Abstract

The purpose of this study was to explore the role that agricultural information and communication technologies (ICTs) might play in scaling up traditional knowledge (TK)-based agricultural production, and to investigate the ways in which local communities have used ICTs to scale up TK in agricultural production. The study also aimed to explore the degree to which agricultural ICTs can be used in Uganda in the deployment of a category of intellectual property rights (IPRs) known as geographical indications (GIs). GIs are a form of IP that have a potentially unique relevance for agricultural production. African countries have only recently paid attention to GIs as potential tools to protect their agricultural production. Uganda has enacted a GI law that is expected to play a role in the country’s agricultural production. In most developing countries, including Uganda, small-scale producers’ access to markets and to agricultural information is constrained by a number of limitations. Producers in developing countries often depend on traditional means of communication, and sell their products at the farm gate, while intermediaries and other stakeholders in the product chain take a large share of the value generated by the products.
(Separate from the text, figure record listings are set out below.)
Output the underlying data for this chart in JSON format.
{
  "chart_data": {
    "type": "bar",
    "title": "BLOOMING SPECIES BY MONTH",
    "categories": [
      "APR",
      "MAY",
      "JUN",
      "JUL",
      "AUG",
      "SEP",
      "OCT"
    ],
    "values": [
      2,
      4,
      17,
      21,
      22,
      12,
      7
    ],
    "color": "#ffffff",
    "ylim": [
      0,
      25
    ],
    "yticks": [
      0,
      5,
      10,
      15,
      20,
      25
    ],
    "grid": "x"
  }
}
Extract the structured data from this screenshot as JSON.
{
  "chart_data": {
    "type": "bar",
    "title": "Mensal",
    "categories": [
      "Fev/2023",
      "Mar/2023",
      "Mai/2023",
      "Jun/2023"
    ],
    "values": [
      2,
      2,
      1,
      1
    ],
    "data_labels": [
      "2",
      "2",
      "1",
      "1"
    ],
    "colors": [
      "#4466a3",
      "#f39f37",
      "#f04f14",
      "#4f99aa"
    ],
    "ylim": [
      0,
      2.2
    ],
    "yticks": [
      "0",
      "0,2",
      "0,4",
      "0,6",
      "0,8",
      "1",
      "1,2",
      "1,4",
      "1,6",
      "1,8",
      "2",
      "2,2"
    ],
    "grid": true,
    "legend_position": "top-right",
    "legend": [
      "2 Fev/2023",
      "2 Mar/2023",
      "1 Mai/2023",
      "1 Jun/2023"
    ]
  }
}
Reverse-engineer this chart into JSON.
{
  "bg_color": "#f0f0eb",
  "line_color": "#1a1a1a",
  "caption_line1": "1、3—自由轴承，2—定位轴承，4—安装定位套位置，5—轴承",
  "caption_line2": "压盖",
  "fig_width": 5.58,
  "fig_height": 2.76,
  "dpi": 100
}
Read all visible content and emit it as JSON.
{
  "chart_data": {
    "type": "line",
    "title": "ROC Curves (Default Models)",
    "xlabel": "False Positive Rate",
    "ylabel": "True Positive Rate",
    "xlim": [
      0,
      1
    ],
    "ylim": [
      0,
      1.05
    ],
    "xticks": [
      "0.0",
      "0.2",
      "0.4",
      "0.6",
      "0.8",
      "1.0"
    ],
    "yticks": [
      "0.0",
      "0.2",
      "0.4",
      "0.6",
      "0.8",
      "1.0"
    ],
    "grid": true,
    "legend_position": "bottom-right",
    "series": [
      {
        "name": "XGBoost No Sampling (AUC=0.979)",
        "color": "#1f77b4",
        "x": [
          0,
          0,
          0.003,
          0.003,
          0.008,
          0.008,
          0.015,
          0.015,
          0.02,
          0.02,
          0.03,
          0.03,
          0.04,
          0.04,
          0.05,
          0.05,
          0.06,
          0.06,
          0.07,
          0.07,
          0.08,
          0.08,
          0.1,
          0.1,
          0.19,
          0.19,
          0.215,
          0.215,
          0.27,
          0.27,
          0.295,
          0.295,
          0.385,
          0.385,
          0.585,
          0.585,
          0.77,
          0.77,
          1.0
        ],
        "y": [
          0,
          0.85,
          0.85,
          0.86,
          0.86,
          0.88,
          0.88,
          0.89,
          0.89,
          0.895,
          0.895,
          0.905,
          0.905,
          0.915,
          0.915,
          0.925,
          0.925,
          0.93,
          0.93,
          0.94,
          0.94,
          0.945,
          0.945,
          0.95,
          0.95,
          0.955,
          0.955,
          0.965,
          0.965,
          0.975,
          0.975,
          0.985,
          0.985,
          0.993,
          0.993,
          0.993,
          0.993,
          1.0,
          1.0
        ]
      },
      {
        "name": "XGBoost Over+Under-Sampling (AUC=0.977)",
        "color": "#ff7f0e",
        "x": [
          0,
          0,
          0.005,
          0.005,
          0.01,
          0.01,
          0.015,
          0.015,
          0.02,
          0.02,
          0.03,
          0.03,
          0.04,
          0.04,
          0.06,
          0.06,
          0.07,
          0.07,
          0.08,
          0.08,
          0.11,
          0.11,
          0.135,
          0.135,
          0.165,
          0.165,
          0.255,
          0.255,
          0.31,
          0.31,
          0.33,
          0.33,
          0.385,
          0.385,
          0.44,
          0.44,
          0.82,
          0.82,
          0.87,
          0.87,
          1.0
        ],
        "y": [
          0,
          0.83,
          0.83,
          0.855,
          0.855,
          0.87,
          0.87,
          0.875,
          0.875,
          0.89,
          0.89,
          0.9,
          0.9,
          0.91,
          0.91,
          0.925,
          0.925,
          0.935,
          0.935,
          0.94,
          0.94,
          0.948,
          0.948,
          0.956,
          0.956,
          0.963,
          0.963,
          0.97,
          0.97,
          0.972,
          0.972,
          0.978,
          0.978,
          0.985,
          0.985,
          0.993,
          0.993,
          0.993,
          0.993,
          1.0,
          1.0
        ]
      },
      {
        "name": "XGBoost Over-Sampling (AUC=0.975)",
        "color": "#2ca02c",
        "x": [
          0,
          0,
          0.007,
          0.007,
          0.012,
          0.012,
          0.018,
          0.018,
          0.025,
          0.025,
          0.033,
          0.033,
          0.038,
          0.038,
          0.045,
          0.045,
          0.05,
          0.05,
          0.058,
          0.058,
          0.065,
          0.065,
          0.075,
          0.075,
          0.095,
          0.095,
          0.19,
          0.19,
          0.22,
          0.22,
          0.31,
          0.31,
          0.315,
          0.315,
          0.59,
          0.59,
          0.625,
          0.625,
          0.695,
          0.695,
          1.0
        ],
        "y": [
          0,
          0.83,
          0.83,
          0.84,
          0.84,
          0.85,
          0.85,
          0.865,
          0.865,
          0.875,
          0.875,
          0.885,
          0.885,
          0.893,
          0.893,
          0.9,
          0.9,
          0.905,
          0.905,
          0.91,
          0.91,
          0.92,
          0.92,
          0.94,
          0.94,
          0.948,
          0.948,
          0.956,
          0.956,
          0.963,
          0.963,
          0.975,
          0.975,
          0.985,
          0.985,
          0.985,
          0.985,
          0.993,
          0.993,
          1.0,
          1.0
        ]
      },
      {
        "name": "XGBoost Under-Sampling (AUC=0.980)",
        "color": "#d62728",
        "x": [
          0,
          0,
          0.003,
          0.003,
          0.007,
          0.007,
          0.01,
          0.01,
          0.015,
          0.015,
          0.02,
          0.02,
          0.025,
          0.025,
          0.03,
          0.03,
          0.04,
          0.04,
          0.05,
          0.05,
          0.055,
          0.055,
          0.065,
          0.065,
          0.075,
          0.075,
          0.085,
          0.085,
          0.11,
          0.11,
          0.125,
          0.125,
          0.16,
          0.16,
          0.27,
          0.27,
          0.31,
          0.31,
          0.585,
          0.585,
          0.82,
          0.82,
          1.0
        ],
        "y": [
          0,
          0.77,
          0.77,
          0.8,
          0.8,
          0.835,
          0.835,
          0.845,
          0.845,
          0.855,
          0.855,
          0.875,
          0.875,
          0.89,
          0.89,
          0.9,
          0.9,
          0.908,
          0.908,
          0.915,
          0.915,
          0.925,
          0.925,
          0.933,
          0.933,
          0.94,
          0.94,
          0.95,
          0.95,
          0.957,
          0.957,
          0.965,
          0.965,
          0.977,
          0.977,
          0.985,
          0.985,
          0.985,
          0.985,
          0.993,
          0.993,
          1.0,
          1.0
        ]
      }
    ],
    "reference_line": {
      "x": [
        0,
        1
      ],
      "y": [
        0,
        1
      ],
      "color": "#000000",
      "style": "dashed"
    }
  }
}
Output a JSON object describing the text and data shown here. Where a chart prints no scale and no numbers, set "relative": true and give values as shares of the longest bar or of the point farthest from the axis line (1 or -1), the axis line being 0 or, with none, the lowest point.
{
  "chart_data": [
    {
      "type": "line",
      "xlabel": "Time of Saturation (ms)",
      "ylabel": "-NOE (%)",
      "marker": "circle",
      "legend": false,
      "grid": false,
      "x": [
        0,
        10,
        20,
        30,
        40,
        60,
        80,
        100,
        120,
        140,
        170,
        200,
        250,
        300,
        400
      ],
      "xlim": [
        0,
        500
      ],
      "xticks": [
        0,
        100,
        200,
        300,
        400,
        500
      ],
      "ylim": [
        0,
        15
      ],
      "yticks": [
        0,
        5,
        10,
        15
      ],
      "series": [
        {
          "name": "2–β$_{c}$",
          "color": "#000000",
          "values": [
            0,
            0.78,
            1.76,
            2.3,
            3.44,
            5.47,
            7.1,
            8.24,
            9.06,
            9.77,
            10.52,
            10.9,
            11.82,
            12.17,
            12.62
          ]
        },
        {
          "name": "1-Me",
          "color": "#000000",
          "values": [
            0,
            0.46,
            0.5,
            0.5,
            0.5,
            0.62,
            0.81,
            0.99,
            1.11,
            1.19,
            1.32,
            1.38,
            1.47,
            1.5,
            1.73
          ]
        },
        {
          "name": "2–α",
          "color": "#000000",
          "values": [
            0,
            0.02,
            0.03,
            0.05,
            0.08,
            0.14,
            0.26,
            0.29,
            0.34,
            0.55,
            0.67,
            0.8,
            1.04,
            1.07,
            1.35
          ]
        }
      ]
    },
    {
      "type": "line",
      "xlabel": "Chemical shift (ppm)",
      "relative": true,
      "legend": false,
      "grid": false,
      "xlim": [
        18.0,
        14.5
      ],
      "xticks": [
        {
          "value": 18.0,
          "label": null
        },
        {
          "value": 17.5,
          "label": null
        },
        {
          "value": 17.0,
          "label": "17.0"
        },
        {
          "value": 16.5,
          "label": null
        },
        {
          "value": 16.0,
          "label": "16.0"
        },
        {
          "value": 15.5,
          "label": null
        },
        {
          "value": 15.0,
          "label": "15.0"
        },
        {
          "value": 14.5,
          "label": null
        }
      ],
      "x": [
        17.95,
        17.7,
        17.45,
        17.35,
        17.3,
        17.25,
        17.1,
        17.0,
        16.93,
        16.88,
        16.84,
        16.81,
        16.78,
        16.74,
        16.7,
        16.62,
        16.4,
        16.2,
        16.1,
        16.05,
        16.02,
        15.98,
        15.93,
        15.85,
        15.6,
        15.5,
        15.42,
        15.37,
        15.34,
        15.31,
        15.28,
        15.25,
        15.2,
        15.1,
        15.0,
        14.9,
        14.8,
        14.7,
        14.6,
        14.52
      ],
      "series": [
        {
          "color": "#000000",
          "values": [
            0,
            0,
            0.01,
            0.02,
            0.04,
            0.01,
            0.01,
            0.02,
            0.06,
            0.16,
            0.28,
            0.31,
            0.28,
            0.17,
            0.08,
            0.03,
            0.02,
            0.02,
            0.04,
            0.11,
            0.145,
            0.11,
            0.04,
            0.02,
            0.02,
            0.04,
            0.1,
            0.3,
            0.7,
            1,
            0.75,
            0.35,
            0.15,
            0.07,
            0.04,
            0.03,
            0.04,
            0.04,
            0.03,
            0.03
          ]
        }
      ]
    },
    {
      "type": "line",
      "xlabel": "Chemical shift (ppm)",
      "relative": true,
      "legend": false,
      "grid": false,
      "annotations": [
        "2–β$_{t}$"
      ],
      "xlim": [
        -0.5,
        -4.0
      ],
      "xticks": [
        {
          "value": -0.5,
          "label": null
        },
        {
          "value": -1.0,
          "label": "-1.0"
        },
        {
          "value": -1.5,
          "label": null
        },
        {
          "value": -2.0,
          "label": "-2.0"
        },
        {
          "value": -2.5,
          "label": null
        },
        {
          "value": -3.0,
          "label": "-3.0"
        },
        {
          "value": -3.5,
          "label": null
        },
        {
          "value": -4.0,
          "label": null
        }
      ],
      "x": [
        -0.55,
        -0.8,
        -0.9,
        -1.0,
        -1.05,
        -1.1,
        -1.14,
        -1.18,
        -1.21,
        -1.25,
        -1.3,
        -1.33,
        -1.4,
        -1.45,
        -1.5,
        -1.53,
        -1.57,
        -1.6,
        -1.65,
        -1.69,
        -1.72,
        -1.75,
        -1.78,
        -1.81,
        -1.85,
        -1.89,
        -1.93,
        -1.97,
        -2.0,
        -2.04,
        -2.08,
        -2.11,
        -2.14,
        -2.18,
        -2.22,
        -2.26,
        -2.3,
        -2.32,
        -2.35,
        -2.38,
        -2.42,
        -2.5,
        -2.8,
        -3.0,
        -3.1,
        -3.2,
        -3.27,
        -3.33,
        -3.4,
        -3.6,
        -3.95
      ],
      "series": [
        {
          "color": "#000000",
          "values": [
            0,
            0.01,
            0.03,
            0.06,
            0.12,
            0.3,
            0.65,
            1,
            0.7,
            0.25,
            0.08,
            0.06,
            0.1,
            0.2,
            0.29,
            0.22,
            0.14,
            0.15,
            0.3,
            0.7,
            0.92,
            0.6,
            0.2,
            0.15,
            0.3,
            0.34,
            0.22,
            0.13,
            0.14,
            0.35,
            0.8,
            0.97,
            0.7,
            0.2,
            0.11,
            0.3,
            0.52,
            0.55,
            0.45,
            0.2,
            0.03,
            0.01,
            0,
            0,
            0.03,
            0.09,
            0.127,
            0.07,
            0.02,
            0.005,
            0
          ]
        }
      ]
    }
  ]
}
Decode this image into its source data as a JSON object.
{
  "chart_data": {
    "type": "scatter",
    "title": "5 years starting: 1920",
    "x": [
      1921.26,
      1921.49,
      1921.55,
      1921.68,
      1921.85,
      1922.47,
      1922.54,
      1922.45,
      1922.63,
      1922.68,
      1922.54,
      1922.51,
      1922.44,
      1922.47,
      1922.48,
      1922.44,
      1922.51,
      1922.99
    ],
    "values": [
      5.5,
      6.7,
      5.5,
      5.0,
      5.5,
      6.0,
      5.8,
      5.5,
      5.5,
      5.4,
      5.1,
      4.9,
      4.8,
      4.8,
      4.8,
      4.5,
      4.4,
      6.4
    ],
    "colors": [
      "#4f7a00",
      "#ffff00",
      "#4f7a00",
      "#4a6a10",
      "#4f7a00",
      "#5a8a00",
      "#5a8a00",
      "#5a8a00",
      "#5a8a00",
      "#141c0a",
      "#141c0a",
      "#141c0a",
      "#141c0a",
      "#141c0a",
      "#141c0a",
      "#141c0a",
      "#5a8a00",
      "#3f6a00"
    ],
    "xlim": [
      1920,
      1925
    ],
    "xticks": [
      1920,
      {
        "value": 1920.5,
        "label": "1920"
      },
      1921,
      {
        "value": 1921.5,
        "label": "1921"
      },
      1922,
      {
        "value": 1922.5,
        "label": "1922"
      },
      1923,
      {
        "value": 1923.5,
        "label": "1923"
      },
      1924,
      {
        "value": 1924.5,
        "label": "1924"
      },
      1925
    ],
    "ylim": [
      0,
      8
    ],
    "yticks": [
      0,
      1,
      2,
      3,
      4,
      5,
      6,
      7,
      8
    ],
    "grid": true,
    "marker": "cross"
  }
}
Improving producers’ access to markets and to agricultural information has long been identified as a key issue in improving small-scale agriculture in developing countries. The use of ICTs is one approach to linking small-scale producers to markets that can enable producers to make better-informed decisions during selling and when farming. Thus, ICTs and GIs can both potentially help link producers to markets in ways that that can affect their decisions, at both production and marketing levels. Considering the knowledge-based methods of production in tradition-based agriculture, GIs systems and ICTs foster collective action and collaboration among local stakeholders thereby, supporting innovation through collaboration. In this way, the simultaneous deployment of GIs and ICTs can be an effective strategy for indigenous entrepreneurs to pursue in order to scale up collaborative innovation in agricultural production.